Historians have documented the rise of the zombie construction materials market in the early 20th century across the US. A handful of reputable suppliers provided builders with zombies that had been “processed” to ensure they were truly dead and not a threat to construction workers or homeowners.

Not Home Alone

But the Oregon Outbreak saw a surge in the supply of zombies just at a time when the 1918 influenza epidemic was disrupting the supply chain for asbestos. Consequently, Portland and other growing cities in the Northwest saw the rise of “fly by night” undead insulation material companies that weren’t as particular about ensuring that their zombie raw material was “processed” properly.

The result was that oftentimes homes were built with still functioning zombies embedded in the walls.

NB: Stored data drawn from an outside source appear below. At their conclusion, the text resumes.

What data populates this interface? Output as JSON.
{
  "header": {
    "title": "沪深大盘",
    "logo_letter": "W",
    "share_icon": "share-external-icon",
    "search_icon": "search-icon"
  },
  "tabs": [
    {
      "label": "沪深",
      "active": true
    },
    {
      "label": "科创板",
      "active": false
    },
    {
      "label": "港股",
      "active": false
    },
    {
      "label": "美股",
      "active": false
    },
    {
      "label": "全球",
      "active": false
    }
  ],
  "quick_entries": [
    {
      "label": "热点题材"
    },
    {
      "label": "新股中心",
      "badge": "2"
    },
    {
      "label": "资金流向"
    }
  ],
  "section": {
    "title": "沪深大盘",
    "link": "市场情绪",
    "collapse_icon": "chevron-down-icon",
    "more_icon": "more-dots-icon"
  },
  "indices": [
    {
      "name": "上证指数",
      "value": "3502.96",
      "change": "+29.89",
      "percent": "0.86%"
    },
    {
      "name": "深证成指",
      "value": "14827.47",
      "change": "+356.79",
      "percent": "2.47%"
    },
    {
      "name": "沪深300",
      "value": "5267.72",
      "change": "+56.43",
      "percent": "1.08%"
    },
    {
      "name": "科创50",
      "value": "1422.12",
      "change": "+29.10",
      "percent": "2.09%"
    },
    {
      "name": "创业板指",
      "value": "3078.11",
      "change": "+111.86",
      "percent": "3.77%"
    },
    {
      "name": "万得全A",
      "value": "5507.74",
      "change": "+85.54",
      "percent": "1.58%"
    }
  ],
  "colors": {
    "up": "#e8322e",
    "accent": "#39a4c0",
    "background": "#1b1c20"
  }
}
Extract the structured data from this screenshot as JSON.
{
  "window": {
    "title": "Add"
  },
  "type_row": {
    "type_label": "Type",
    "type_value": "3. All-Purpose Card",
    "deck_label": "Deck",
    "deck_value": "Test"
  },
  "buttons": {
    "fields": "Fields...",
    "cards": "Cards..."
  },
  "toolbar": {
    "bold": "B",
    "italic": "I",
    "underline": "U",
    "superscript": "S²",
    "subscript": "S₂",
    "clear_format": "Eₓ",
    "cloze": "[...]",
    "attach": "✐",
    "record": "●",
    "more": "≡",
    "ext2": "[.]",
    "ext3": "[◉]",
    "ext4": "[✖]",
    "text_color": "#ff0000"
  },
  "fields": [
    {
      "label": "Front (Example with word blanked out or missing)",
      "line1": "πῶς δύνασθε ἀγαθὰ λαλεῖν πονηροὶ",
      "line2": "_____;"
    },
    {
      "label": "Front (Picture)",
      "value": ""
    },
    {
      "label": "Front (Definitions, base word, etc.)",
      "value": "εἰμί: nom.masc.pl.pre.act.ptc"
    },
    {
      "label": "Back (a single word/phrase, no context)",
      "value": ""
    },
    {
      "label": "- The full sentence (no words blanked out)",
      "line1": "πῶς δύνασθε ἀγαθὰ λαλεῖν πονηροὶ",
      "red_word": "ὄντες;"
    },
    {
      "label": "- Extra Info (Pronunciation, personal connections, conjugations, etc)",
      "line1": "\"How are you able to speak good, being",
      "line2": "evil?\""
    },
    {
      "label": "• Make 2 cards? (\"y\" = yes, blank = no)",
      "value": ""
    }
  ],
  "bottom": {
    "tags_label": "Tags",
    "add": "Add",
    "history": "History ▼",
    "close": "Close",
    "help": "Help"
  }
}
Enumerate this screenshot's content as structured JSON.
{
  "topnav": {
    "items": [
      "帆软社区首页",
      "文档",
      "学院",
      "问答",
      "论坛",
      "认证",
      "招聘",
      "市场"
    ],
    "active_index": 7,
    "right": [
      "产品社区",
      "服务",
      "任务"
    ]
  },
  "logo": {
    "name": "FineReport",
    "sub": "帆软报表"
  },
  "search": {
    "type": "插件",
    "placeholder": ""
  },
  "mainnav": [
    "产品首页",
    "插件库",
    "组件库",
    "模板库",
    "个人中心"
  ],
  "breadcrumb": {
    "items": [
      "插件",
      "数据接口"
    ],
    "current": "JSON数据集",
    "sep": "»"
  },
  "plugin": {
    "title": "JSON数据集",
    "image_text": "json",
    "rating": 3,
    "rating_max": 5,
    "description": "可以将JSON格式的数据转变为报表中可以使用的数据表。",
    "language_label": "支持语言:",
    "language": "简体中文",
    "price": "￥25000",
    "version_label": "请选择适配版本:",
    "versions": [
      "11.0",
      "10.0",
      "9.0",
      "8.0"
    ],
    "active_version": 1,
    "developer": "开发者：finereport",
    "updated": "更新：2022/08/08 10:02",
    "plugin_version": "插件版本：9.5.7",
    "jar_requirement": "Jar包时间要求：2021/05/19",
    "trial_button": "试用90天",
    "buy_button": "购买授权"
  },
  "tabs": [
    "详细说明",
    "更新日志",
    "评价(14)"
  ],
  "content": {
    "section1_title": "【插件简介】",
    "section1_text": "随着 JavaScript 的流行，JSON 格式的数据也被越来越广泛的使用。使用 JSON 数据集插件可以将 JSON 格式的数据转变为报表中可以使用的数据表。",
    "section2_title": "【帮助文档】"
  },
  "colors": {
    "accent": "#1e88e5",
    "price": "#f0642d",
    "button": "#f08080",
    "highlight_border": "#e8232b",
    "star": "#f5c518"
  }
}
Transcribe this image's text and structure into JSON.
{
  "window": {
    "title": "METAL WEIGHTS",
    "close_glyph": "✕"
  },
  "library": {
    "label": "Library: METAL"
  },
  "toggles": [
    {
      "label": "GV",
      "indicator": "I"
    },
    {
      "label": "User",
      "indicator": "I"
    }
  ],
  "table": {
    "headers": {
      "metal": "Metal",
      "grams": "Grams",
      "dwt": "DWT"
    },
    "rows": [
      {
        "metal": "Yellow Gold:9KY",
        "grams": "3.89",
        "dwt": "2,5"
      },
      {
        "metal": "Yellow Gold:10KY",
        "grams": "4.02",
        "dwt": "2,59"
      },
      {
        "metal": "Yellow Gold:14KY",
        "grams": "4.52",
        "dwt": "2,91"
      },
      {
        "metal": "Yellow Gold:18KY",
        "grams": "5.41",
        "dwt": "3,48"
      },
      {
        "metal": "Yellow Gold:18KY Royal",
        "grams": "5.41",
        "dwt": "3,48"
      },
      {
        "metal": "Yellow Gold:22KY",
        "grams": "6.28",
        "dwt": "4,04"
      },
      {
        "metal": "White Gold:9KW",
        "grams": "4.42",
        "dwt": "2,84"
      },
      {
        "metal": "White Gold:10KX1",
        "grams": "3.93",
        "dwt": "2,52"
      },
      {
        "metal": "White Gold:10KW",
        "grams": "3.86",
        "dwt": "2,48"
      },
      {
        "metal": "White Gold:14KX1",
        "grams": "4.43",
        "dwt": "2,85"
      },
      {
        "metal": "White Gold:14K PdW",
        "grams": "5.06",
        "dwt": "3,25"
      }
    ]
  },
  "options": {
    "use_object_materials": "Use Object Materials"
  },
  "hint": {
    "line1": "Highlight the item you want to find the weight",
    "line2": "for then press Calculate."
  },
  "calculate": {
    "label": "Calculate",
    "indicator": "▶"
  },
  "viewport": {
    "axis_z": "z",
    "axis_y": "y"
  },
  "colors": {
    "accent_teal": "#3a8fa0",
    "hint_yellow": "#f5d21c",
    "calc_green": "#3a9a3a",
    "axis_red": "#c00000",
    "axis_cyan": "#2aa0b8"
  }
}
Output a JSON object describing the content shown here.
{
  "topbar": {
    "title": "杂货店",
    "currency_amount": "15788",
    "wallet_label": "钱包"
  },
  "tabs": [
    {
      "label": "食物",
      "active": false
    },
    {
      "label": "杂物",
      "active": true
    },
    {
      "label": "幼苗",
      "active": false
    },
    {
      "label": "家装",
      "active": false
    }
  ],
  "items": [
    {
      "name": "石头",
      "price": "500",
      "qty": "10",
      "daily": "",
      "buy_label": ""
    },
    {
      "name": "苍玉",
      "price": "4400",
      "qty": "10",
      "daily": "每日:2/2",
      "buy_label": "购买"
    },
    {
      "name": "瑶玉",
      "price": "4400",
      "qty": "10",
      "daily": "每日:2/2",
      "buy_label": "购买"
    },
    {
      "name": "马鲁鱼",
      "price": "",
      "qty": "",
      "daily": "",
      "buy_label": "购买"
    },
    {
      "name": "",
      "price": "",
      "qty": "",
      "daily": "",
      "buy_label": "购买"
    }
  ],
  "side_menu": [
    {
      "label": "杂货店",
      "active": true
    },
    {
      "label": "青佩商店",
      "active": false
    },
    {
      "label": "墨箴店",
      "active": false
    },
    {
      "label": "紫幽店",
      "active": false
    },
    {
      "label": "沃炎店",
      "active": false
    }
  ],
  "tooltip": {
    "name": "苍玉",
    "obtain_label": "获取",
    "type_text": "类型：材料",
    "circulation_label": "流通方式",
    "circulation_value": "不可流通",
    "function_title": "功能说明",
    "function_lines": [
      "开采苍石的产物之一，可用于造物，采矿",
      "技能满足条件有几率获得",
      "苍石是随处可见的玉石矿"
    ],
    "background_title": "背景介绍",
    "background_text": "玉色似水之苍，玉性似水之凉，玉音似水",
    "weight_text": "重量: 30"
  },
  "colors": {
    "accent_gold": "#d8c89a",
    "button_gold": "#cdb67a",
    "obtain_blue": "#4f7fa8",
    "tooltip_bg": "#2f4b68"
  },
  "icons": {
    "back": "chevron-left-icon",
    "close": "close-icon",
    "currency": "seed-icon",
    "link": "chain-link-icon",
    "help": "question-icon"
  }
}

Moreover, the lax disclosure requirements of the era meant that often a homebuyer would have no idea that their new residence was also the resting place of dozens or scores of the living dead.

The first sign that a family was not alone in their new home might be a scratching or a persistent moaning from behind a wall. Over the years, embedded zombies have periodically broken through a wall into the interior of the house and set upon the unsuspecting human residents. In all, some 243 deaths have been attributed to such attacks in Portland between 1918 and 2018.

Sunset for Undead Insulation

It wasn’t until the health impacts of zombie insulation began to come to light in the 1930s that the homebuilding industry started to turn away from the material in favor of asbestos, which itself would prove problematic.

The Environmental Protection Agency (EPA) banned the use of zombie construction materials in 1975, six years before the agency would ban asbestos. But the prohibition phased in over time, and the undead continued to be built into the walls of some homes around the nation until the full ban went into effect in 1977.

Some 82,000 homes in Portland were built prior to 1940, so the number of homes that still contain zombie insulation is potentially in the tens of thousands. The Portland program is projected to cover undead abatement for some 2,500 homes, suggesting that, in the long term, the zombie menace will continue to haunt Portlanders for some time to come.